Only fools and horses

September 4, 2019

John Dance explains how he successfully uses unique analytical methods as chief executive of Vertem Stockbrokers and as a racehorse owner

Technology has changed the world of sport. Whereas the tools of visible analysis, feel and conversation were available in the past, now there are technologies designed to measure all aspects of performance. Data showing how far a footballer has run is fundamental analysis nowadays, while the impact of a tackle or the physical stress imposed on the body can all be scientifically assessed. Coaches and trainers have much more information to work from and no professional outfit ignores this opportunity to seek out the ‘marginal gains.’

However, when it comes to horseracing, data analysis is minimal. We know how fast a horse runs, but we cannot adapt that to determine how fast a horse might run. And obviously, we can’t ask it!

When it comes to buying an unraced foal or yearling, it is even harder to judge. Does the horse look right, is its constitution sound, does it move well, etc.? Breeding is carefully considered, but this is a hit-and-miss concept – a good sire and a good dam don’t always produce a good foal.

I felt there was more that could be done to turn this from an artform into a science, and realised that some of the methods we use in investment analysis at Vertem could be the answer.

The use of algorithms (using a complex set of rules to be followed in problem-solving) as an aid to creating research and analytical platforms is a major part of Vertem’s research programme.

Gary Stockdale and I were fully aware of the added analytical power we could create by adopting modern algorithmic research techniques to Vertem’s unique in-house research process when we established our stockbroking company in 2010.
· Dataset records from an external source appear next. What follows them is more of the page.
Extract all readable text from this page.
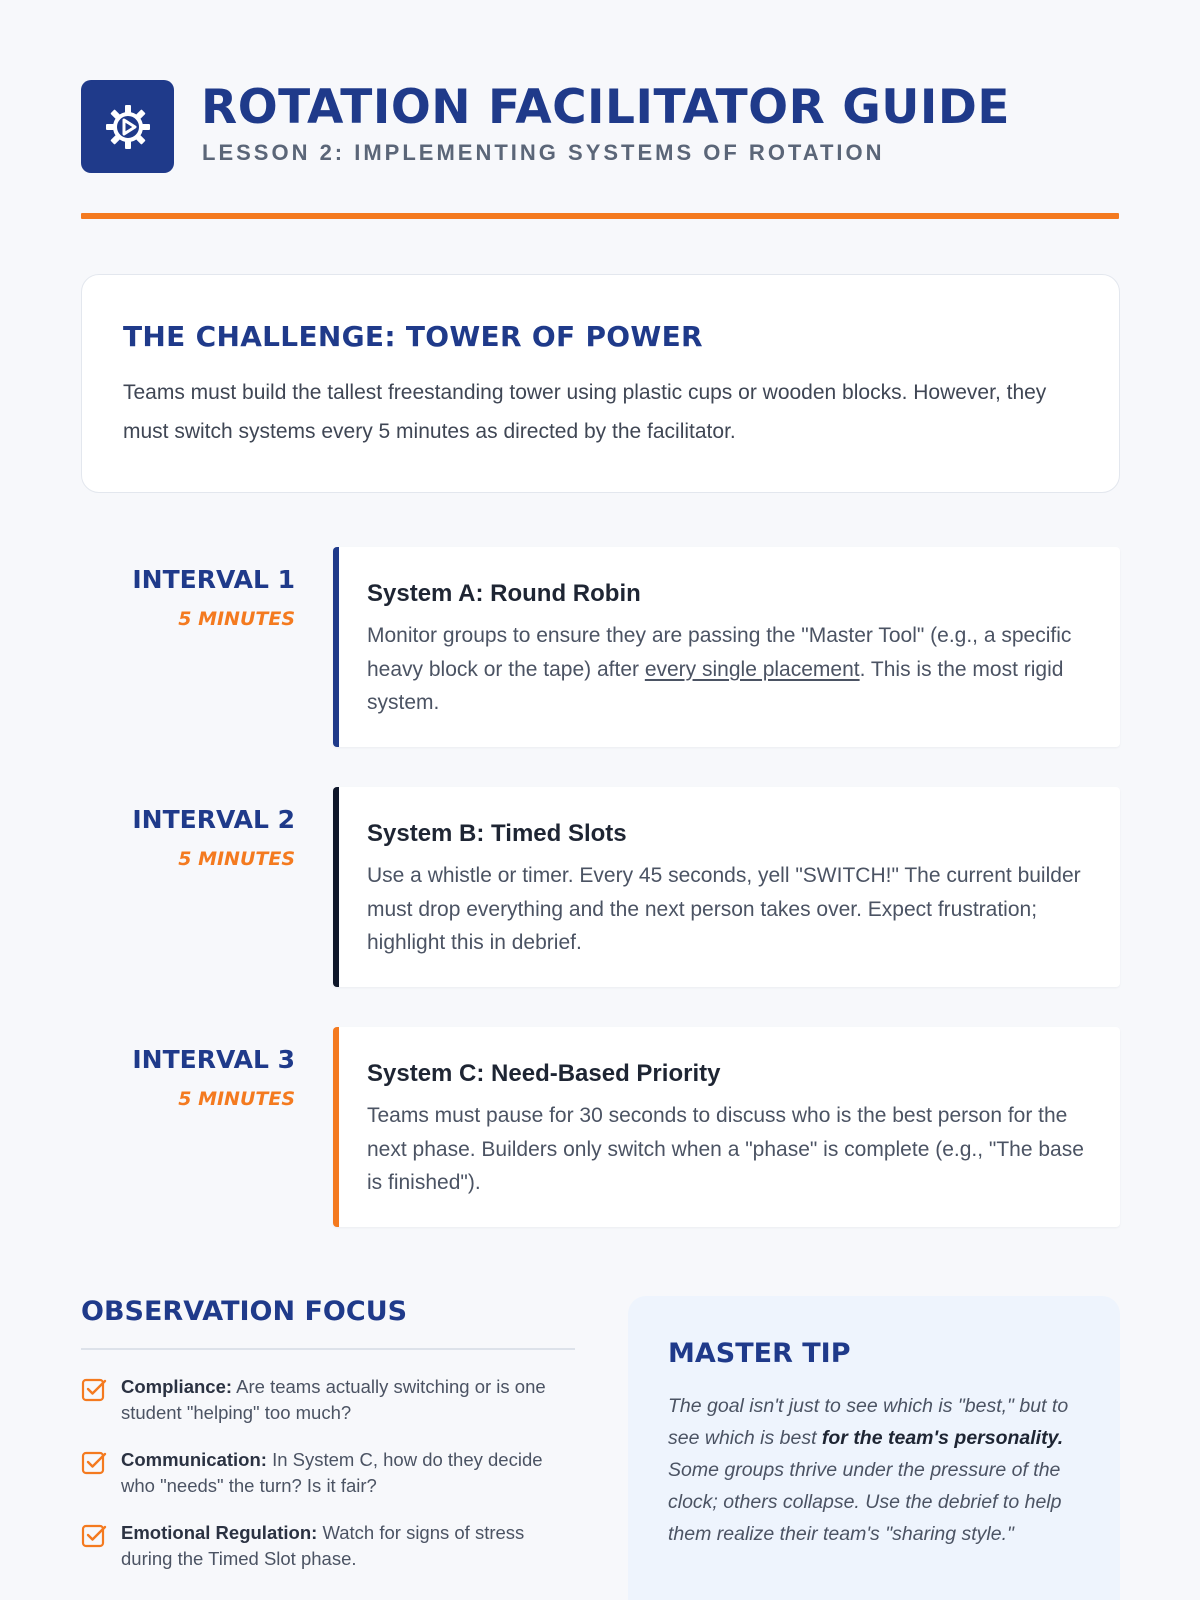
ROTATION FACILITATOR GUIDE
LESSON 2: IMPLEMENTING SYSTEMS OF ROTATION
THE CHALLENGE: TOWER OF POWER

Teams must build the tallest freestanding tower using plastic cups or wooden blocks. However, they must switch systems every 5 minutes as directed by the facilitator.

INTERVAL 1
5 MINUTES
System A: Round Robin

Monitor groups to ensure they are passing the "Master Tool" (e.g., a specific heavy block or the tape) after every single placement. This is the most rigid system.

INTERVAL 2
5 MINUTES
System B: Timed Slots

Use a whistle or timer. Every 45 seconds, yell "SWITCH!" The current builder must drop everything and the next person takes over. Expect frustration; highlight this in debrief.

INTERVAL 3
5 MINUTES
System C: Need-Based Priority

Teams must pause for 30 seconds to discuss who is the best person for the next phase. Builders only switch when a "phase" is complete (e.g., "The base is finished").

OBSERVATION FOCUS
Compliance: Are teams actually switching or is one student "helping" too much?
Communication: In System C, how do they decide who "needs" the turn? Is it fair?
Emotional Regulation: Watch for signs of stress during the Timed Slot phase.
MASTER TIP

The goal isn't just to see which is "best," but to see which is best for the team's personality. Some groups thrive under the pressure of the clock; others collapse. Use the debrief to help them realize their team's "sharing style."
Over the years, these processes and formulas have helped improve results for our clients and have proven the strength of Vertem’s research programme.

I subsequently started to create models to aid with the selection of prospective racehorse purchases. To say that my methods were greeted with wild enthusiasm among the conservative racing industry would not be accurate; however, as with Vertem, the results have been proven over time.

I adapted the unique analytical style at Vertem to create a unique horse buying model. Horses are acquired not only with prospects on the racecourse in mind but also from a breeding objective, and this is where the algorithmic-based models came into their own.

The focus is to win races but also to ensure that, even if a purchase disappoints on the course, it should still have some value from a breeding angle and can be sold readily. This buy-and-sell culture is not dissimilar to investing in shares. It is often said to ‘not fall in love with a share’, and the hard truth is you must do the same approach for racehorses – although that can be harder said than done.

As with Vertem’s research processes, my horse buying models are continually evolving as more evidence is created as to what works best.

My target is to deliver top-industry returns for clients at Vertem and a strong stable of racehorses to enjoy in the future.

As the late comedian Bob Monkhouse once said: “They laughed when I said I was going to be a comedian…they’re not laughing now.”

Someday, using algorithms to select racehorse purchases might well be taken seriously.